Le porte-parole du Kremlin a nié toute mauvaise volonté, jugeant "sans fondement" les informations faisant état d'une "entrave" au travail des experts. Mais les Occidentaux doutent qu'ils puissent encore trouver des preuves sur place.

"Les Russes pourraient avoir visité le site de l'attaque. Nous craignons qu'ils ne l'aient altéré dans l'intention de contrecarrer les efforts de la mission de l'OIAC", a déclaré lundi l'ambassadeur américain auprès de cette organisation. Le ministère français des affaires étrangères a aussi jugé mardi "très probable que des preuves et des éléments essentiels disparaissent".

Résurgence de l'EI

Ailleurs dans le pays, l'armée américaine a constaté une "résurgence" de l'Etat islamique (EI) dans des régions de la Syrie contrôlées par le régime de Bachar al-Assad. Elle pointe aussi la Russie, qui n'a parfois pas été en mesure de conserver le terrain repris aux djihadistes.

"Lorsque l'on observe l'EI dans des zones où nous ne sommes pas présents, où nous n'appuyons pas nos partenaires sur le terrain, il y a des éléments de l'EI qui ont été capables de revenir et de prendre des territoires (y compris dans) certains quartiers du sud de Damas", a expliqué mardi le colonel Ryan Dillon, porte-parole de la coalition internationale antidjihadistes en Syrie et en Irak.

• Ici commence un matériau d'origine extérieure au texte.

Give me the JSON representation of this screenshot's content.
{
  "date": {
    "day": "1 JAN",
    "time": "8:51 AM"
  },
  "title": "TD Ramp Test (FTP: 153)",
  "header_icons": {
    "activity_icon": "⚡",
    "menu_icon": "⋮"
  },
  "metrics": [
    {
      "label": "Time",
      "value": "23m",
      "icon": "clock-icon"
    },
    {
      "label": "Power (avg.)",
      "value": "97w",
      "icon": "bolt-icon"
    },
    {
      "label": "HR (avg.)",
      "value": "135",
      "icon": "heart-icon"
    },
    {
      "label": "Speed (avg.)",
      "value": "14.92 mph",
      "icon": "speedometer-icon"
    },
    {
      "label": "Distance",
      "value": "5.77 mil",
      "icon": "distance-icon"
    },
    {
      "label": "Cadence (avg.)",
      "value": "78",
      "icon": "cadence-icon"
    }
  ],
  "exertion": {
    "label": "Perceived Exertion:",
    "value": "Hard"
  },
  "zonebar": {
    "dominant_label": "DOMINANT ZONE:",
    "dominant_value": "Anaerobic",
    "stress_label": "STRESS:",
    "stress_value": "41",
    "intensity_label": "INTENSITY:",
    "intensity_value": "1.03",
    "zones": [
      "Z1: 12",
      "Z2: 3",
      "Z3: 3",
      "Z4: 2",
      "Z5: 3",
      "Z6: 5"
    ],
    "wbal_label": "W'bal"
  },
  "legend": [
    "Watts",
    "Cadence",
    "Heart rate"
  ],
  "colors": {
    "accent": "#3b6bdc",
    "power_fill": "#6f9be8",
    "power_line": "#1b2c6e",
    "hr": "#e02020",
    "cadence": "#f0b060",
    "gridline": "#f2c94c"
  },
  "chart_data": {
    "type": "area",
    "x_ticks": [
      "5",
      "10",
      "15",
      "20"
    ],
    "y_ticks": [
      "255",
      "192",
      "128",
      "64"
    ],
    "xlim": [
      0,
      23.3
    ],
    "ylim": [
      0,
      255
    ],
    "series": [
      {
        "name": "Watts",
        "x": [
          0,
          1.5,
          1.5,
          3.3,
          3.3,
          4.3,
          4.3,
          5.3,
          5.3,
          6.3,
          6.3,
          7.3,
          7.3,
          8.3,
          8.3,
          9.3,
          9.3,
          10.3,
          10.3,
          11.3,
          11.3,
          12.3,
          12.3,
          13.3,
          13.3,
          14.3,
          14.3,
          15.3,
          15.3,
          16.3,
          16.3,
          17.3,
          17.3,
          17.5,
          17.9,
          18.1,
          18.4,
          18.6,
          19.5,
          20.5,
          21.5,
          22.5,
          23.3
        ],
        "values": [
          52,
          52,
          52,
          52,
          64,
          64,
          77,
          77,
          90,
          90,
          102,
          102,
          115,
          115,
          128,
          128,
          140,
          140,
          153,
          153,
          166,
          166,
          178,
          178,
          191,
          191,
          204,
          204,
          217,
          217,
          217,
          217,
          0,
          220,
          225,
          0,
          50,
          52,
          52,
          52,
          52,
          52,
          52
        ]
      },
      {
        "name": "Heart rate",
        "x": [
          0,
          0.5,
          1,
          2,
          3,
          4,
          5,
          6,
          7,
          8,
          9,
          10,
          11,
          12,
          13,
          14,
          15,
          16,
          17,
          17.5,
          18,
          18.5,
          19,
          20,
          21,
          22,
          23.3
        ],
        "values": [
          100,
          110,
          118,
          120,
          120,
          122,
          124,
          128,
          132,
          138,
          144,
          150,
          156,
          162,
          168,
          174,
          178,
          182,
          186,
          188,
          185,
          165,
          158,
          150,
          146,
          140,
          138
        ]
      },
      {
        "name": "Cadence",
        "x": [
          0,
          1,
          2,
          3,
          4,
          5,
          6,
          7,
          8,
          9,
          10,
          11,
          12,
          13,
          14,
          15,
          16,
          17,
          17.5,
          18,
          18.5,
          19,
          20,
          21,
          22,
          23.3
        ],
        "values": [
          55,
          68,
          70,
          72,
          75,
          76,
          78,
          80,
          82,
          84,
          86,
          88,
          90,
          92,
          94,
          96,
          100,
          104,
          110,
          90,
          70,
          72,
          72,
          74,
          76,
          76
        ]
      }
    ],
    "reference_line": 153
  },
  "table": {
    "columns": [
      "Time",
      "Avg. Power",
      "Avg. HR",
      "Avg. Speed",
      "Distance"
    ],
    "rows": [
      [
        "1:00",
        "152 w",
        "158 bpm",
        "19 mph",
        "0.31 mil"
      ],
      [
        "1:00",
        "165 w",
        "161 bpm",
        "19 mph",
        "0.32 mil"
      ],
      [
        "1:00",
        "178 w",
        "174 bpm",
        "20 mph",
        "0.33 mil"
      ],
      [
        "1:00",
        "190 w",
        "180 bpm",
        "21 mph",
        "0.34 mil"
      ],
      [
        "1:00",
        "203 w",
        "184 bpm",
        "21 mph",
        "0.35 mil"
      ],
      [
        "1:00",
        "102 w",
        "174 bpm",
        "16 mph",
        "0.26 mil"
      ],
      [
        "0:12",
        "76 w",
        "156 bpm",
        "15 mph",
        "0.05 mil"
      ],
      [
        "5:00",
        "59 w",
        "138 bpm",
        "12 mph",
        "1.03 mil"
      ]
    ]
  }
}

Il a également mis en cause l'offensive de la Turquie autour d'Afrine, dans le nord de la Syrie, pour chasser les combattants kurdes de la ville. Nombre de Kurdes qui étaient mobilisés contre l'EI ont décidé d'aller plutôt soutenir les leurs à Afrine. Aucune progression marquante contre l'EI n'a depuis lors été enregistrée, a assuré le colonel Dillon.